So I Watched the First Episode of Book Three

It’s amazing what a little perspective can reveal, isn’t it?

On one hand, the Frozen video review, which I initially intended to be just about the movie, has grown way beyond anything I first imagined. I never expected to extol so much of my energy into this thing, but once again, the wisdom of the late Roger Ebert proves true: “Look at a movie that a lot of people love, and you will find something profound, no matter how silly the film may be.” Indeed, Frozen is such a fascinating film to write about because, even as I trash it, there is so much more to it that makes it worth pondering and exploring. Everyday I revise my review, and I find so much more to say!

On the other hand, I practically had to force myself to watch the first episode of Book Three of The Legend of Korra, and came away with just about nothing to say. At least, nothing that I haven’t said a million times already on this very blog. If anything, I came away more assured than ever that I’d made the right choice to leave the series altogether. Even my attempt to treat the viewing experience as a sort of scientific examination—with so little investment of any kind (let alone emotional!) in the story and characters, I’d keep myself interested by approaching the show from a purely theoretical viewpoint in regards to storytelling—proved futile. If anything, creators Michael Dante DiMartino and Bryan Konietzko beat me to the punch: this first episode is so emotionally and artistically inert that it truly feels like an avant garde experiment masquerading as an American animated children’s show; the only interest I can see being gained from this show are purely intellectual.

And when I call this series an experiment, I truly mean it: it’s like DiMartino and Konietzko are testing their audience, consistently pushing the limits of how little actual storytelling they can get away with before even their most loyal fan base finally abandons them. If Book One was the morality test (how ideologically wrong-headed can a protagonist and her goals be before you can no longer consider her victory satisfying?), and Book Two was the spiritual test (how nonsensical can the events on-screen get before the audience no longer cares?), then Book Three is the emotional test, in which the essential elements of storytelling are stripped of all invention, creativity, and acknowledgement of the potential for real, emotionally involving drama.

This mentality is most apparent—painfully so—in the dialogue. The dialogue in this episode should be taught in screenwriting classes on how not to write acceptable dialogue. It’s so on-the-nose, so obvious, so lacking in any personality and/or invention that you’d swear what you were hearing was the very first draft of the script being read from the legal pad it was written on. That legal pad, of course, had to be passed from voice actor to voice actor in the studio, and it shows: no characters speaks as if they’re actually talking to another human being, even if, on-screen, that person is right in front of them. Either the actors are in on the experiment, or they’re at as much a loss as I am on how to comprehend—let alone add emotion to—any of the interactions in the script.

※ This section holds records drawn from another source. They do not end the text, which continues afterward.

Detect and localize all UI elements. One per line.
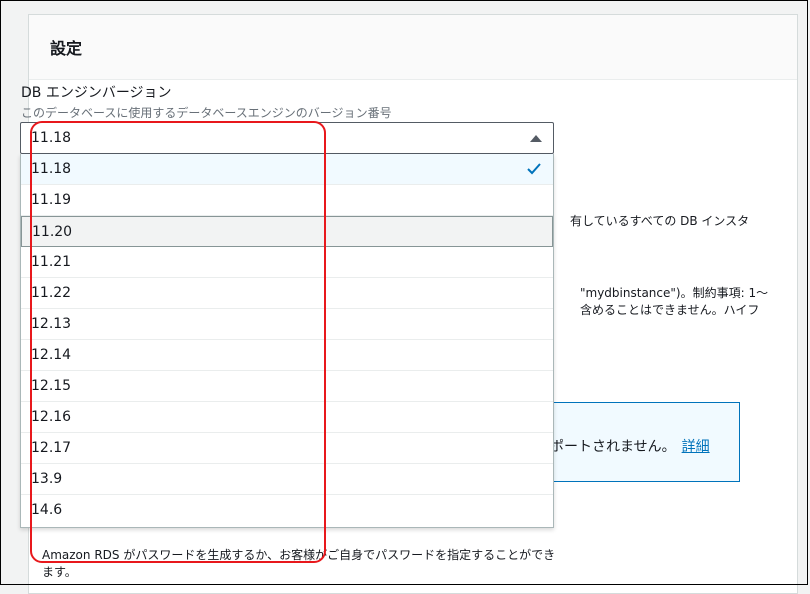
version-option[interactable]: 13.9 — [21, 464, 553, 495]
version-option-label: 11.18 — [31, 161, 72, 177]
version-option[interactable]: 12.14 — [21, 340, 553, 371]
version-option[interactable]: 12.13 — [21, 309, 553, 340]
version-option-label: 11.22 — [31, 285, 72, 301]
password-help-text-line1: Amazon RDS がパスワードを生成するか、お客様がご自身でパスワードを指定… — [42, 548, 556, 562]
panel-header: 設定 — [29, 15, 797, 80]
background-text-hyphen: 含めることはできません。ハイフ — [580, 303, 760, 317]
db-engine-version-label: DB エンジンバージョン — [21, 85, 172, 101]
caret-up-icon — [530, 135, 542, 142]
background-text-constraints: "mydbinstance")。制約事項: 1〜 — [580, 286, 769, 300]
version-option[interactable]: 11.21 — [21, 247, 553, 278]
version-option-label: 12.14 — [31, 347, 72, 363]
panel-title: 設定 — [50, 39, 83, 58]
version-option-label: 11.19 — [31, 192, 72, 208]
version-option[interactable]: 12.16 — [21, 402, 553, 433]
version-option[interactable]: 14.6 — [21, 495, 553, 526]
background-text-instances: 有しているすべての DB インスタ — [570, 214, 750, 228]
version-option[interactable]: 11.19 — [21, 185, 553, 216]
info-learn-more-link[interactable]: 詳細 — [682, 439, 710, 455]
password-help-text-line2: ます。 — [42, 565, 77, 579]
version-option[interactable]: 11.18 — [21, 154, 553, 185]
info-alert-text: ポートされません。 詳細 — [550, 436, 710, 456]
version-option-label: 14.6 — [31, 502, 63, 518]
version-option-label: 12.17 — [31, 440, 72, 456]
db-engine-version-select[interactable]: 11.18 — [20, 122, 554, 154]
version-option-label: 13.9 — [31, 471, 63, 487]
version-option-label: 11.20 — [32, 224, 73, 240]
version-option-label: 11.21 — [31, 254, 72, 270]
info-alert-message: ポートされません。 — [550, 439, 676, 455]
version-option-label: 12.16 — [31, 409, 72, 425]
version-option-label: 12.15 — [31, 378, 72, 394]
version-option[interactable]: 11.22 — [21, 278, 553, 309]
version-option[interactable]: 12.15 — [21, 371, 553, 402]
checkmark-icon — [527, 163, 541, 175]
select-current-value: 11.18 — [31, 130, 72, 146]
version-option-label: 12.13 — [31, 316, 72, 332]
version-option[interactable]: 11.20 — [21, 216, 553, 247]
version-dropdown-list: 11.18 11.19 11.20 11.21 11.22 12.13 12.1… — [20, 154, 554, 528]
version-option[interactable]: 12.17 — [21, 433, 553, 464]
db-engine-version-description: このデータベースに使用するデータベースエンジンのバージョン番号 — [21, 106, 392, 120]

Speaking of the actors, part of the reason I watched this episode, at least, was to hear Henry Rollins’ voice as the new main villain. What a letdown that was! Rollins is not the greatest actor in the world, but he has a natural presence and charisma that is shockingly absent in this episode. Perhaps Rollins was defeated by the brain-dead dialogue (just as the incredible Christoph Waltz was in Epic, an animated film so profoundly stupid that it makes Frozen look like Citizen Kane on ice).

To make matters even worse, the main theme of the episode—and the series, apparently—revolves around change and its repercussions. This, of course, means we get blatant conversations between Tenzin and Korra regarding the consequences of change, all of which seem suspiciously like creators DiMartino and Konietzko trying to explain themselves or justify their poor storytelling choices throughout Korra. It was at this point—beyond the lack of tension, creativity, effort, etc—that I knew that watching any more of Book Three would only be masochistic. Why should I even give this series another chance if it’s just going to patronize me?

And this is surprisingly where Frozen has my utmost approval: it is not a patronizing movie. It’s wrongheaded in many places, but it isn’t trying to bait you into questioning its authenticity like Korra is. Frankly, I’ll take a sincere commercial product over nasal-gazing “artistry” any time. It’s only fitting that Frozen should make a billion dollars while Korra has been banished from regular television programming to spend the remainder of its season online. Poetic justice arises in the most unusual places.